The truth is that life — and specifically your university experience — is rarely a straight path. Whether you change your mind about what you want to do, find an opportunity to pursue something new, or start down a path and discover that it’s not the right fit for you, you’ll likely play many different roles across your life.

For Hayley, choosing to change her mind in spite of being told that her first choice would be her only choice has led to finding her place in education. “If I had listened to what they were telling me, then I would have waited for the physio results and potentially have missed out on the best opportunity I’ve ever been given,” she says.

Teacher sitting on floor with five young students doing an activity with blocks
Teacher sitting at desk listening to young student talking about his drawing on the desk in front of them

What it’s all about

Although physiotherapy and education are quite different career areas, the similarity between them is at the heart of Hayley’s motivation: helping others.

“I’ve always been very involved in other people’s lives, checking how they feel and if they’re okay,” Hayley says. “I’ve always wanted to help people out, and teaching is all about that. When I was doing placement the other day, I taught students how to do subtraction when they carry their ones. Even something as simple as that was the best feeling ever.”

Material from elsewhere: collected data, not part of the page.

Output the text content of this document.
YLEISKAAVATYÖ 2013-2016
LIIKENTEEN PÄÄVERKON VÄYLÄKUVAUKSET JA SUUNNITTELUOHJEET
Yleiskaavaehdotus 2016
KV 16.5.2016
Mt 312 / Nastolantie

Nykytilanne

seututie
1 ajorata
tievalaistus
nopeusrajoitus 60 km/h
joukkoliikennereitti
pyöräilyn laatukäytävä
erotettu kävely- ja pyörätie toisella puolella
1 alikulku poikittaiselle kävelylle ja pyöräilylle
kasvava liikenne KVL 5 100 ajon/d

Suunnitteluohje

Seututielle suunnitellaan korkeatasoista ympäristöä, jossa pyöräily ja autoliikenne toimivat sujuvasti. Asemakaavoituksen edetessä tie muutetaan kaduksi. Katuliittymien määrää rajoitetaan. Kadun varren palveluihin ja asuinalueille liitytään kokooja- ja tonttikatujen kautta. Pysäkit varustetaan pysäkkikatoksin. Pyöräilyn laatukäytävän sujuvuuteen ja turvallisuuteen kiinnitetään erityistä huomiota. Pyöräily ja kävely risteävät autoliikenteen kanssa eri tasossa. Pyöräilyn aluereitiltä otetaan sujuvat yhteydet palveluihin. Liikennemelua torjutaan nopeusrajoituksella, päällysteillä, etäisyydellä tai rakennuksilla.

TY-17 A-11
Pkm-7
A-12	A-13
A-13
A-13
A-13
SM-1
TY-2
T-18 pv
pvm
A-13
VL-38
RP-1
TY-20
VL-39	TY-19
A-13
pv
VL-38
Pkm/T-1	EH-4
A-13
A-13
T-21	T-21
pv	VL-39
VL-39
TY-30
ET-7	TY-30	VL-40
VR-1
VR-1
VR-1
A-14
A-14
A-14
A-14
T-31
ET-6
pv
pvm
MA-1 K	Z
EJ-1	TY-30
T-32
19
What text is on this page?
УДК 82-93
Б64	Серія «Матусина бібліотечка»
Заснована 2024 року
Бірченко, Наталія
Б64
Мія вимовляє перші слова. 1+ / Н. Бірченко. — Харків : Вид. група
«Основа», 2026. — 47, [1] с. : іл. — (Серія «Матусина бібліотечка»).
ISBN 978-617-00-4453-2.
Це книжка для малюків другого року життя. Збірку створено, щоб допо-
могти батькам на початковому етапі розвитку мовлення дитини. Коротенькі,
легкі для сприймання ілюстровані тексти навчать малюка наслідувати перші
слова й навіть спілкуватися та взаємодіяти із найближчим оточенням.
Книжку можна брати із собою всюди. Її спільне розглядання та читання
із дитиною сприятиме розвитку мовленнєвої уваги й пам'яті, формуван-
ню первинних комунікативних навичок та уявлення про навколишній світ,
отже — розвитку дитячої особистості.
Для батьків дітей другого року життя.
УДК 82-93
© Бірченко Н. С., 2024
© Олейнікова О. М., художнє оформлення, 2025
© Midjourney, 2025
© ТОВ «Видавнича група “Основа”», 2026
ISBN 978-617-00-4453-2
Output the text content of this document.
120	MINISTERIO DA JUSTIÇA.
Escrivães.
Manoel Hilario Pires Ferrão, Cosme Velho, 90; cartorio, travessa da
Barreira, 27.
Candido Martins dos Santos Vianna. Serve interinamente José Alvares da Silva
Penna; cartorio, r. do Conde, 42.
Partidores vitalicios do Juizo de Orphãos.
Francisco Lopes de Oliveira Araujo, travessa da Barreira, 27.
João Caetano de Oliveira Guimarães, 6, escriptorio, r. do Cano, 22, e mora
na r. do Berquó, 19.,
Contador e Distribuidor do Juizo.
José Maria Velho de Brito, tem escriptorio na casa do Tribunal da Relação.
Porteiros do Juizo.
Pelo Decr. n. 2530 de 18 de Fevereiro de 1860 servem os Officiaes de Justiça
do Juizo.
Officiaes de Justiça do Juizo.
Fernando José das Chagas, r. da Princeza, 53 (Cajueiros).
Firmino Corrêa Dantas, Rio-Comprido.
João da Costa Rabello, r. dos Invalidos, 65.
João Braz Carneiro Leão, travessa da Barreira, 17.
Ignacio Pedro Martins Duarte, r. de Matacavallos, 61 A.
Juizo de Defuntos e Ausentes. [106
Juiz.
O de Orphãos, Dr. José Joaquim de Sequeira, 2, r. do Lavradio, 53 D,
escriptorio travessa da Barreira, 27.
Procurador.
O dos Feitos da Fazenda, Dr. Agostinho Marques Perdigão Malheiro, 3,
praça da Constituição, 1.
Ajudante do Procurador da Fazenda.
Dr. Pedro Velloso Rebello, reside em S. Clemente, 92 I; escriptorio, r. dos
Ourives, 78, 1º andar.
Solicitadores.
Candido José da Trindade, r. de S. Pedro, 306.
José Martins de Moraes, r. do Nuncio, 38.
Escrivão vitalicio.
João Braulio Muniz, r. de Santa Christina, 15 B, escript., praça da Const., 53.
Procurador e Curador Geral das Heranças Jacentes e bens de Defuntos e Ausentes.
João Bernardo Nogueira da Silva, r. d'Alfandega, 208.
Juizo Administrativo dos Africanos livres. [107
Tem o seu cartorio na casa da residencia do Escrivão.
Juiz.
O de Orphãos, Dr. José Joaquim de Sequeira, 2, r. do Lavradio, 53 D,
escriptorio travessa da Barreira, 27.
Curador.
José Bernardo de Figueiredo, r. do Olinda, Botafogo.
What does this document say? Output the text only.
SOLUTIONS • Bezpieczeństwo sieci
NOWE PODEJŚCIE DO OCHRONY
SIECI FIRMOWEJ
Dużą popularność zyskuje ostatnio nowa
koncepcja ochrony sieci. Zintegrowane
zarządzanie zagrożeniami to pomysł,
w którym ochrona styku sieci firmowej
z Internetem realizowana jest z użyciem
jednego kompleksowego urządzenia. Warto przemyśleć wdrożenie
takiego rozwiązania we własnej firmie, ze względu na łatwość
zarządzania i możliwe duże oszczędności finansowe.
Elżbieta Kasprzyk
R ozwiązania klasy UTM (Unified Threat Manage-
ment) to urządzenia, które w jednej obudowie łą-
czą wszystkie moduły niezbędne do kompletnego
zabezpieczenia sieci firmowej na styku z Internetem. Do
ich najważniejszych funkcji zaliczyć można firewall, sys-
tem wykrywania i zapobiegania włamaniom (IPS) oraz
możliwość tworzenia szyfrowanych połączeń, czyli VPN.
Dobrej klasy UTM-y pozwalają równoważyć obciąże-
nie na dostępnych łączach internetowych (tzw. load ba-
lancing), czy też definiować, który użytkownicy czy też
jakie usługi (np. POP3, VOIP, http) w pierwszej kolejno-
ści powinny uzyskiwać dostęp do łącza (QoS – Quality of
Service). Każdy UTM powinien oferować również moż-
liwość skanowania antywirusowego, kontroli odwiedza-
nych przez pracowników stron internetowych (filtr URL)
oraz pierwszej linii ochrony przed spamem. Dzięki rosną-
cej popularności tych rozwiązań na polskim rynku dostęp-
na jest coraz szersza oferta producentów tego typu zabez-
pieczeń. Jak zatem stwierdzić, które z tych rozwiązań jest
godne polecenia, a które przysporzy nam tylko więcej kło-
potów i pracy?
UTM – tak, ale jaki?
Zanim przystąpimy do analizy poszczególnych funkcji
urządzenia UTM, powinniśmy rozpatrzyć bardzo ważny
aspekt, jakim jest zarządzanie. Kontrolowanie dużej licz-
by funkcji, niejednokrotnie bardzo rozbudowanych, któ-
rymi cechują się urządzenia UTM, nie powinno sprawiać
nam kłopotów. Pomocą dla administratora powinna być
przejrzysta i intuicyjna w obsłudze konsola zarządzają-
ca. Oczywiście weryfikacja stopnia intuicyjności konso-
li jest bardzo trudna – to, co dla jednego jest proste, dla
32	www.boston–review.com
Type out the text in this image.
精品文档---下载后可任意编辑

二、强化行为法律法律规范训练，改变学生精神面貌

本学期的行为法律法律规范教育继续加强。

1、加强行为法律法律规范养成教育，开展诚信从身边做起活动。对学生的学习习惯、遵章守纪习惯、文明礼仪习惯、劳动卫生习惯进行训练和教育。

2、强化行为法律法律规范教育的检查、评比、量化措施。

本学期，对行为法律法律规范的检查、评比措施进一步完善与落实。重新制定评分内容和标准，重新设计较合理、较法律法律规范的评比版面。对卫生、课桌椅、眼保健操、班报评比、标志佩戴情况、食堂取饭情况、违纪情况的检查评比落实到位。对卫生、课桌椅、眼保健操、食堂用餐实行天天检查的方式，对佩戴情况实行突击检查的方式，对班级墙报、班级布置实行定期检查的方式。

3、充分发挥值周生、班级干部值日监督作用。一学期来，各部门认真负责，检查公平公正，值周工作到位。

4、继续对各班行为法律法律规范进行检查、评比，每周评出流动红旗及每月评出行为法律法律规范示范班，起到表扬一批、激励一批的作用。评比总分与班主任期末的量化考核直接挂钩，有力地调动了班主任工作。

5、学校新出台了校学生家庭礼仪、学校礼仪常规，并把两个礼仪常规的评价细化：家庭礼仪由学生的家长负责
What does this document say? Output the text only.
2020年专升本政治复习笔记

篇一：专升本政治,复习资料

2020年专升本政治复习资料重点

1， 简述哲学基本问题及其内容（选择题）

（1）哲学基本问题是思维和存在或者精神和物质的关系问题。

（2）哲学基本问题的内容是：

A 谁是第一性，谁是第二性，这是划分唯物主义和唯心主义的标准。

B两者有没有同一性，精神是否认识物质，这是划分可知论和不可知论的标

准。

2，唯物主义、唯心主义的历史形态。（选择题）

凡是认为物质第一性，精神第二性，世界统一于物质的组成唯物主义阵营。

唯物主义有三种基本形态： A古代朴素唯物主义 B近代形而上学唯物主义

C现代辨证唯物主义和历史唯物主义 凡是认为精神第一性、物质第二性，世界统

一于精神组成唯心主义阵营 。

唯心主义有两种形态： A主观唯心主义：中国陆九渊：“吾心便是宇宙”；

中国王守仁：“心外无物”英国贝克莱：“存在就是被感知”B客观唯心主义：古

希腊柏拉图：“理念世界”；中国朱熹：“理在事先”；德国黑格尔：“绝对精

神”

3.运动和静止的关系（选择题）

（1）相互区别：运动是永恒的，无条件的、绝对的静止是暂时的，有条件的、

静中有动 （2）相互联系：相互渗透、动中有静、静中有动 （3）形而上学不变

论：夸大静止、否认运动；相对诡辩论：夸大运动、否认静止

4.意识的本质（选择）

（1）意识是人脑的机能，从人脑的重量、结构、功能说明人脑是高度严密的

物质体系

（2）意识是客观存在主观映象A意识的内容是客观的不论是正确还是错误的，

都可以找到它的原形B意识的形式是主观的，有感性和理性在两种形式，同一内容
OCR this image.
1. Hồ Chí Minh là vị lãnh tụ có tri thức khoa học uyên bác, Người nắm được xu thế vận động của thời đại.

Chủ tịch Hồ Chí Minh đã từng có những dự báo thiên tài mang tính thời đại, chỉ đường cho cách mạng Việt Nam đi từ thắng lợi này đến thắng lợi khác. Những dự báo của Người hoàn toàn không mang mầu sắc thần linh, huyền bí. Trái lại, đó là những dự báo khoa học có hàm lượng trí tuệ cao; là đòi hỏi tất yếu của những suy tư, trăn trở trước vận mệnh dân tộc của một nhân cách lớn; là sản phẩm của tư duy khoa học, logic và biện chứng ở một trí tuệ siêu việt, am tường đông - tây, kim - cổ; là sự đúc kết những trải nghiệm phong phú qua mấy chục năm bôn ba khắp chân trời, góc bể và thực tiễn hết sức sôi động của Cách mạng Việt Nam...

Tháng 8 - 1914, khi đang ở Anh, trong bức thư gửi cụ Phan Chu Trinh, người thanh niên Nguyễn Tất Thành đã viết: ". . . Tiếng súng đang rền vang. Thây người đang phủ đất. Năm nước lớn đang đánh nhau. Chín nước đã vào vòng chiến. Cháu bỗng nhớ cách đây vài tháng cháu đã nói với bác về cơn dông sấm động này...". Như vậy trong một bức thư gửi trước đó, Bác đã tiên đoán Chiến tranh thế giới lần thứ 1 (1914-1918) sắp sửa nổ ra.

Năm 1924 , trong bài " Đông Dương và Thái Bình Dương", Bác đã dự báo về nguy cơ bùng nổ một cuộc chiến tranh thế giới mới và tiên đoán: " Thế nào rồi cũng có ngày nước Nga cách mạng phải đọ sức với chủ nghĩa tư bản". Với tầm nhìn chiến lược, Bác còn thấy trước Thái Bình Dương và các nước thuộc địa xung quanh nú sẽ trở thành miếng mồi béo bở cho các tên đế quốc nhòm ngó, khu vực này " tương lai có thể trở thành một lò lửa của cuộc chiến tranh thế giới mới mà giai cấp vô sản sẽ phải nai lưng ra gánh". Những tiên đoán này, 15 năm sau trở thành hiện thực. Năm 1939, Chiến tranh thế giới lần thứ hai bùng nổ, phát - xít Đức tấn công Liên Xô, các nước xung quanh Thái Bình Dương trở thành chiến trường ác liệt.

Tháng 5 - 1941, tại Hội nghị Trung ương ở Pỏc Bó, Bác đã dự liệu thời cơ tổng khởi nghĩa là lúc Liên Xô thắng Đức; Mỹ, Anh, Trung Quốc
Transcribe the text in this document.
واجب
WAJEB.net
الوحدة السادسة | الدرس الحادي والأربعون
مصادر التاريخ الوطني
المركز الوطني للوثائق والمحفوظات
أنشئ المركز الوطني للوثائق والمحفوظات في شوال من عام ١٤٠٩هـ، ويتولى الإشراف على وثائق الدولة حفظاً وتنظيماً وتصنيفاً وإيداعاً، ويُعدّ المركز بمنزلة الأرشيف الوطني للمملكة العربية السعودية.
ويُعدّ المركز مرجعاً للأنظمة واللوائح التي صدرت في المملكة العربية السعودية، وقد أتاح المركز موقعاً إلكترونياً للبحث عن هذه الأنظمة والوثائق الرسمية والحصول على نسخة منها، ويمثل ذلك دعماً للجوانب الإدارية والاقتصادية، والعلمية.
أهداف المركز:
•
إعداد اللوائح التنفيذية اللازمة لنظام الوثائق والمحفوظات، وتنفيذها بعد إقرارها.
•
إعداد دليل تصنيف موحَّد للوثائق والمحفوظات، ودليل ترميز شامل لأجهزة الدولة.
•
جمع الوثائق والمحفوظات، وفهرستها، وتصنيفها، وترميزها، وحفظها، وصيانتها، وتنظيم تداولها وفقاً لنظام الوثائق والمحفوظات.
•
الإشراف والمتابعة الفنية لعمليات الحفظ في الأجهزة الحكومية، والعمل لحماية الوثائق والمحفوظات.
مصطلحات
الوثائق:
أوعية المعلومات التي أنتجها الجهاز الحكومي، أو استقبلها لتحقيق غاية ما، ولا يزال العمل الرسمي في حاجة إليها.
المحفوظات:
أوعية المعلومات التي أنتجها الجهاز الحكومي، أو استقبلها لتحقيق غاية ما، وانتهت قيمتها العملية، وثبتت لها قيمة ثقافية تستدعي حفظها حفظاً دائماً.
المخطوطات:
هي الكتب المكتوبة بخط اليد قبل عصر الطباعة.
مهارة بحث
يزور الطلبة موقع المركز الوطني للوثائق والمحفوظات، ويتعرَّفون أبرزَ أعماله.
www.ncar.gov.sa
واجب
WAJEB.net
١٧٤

Doing practical placements has confirmed to Hayley that she’s right where she’s supposed to be.

“When I’m on prac and I get to see the kids and interact with them, and when I get an opportunity to teach, it just feels very natural,” she says. “And when I do assessments — even though they’re not the most fun part of uni — I really understand the theory. It makes sense to me. Whereas, if you put a sheet of anatomy questions in front of me, I’d be staring at it for three hours and still have no idea what I’m doing!”

Having a passion for what you’re pursuing can be the key to seeing it through and finding success. For Hayley, it’s the driving factor of her study.

“It’s not just that education and teaching make sense to me — it’s that I love it so much,” she says. “And because I’m so well-suited to teaching, I’m much more engaged with my studies and with my placements than if I had tried to do something that I’m less suited to, like physio.”

To students who aren’t sure which career to pursue or which area to study, Hayley gives this advice:

“Take a deep breath. Pick the area that you’ve been offered and that you think might suit you. And if you don’t feel like it fits you after a semester, there are so many ways to transfer between areas, especially at JCU. It’s so easy to switch it up and find the place that suits you best. You’re going to be okay!”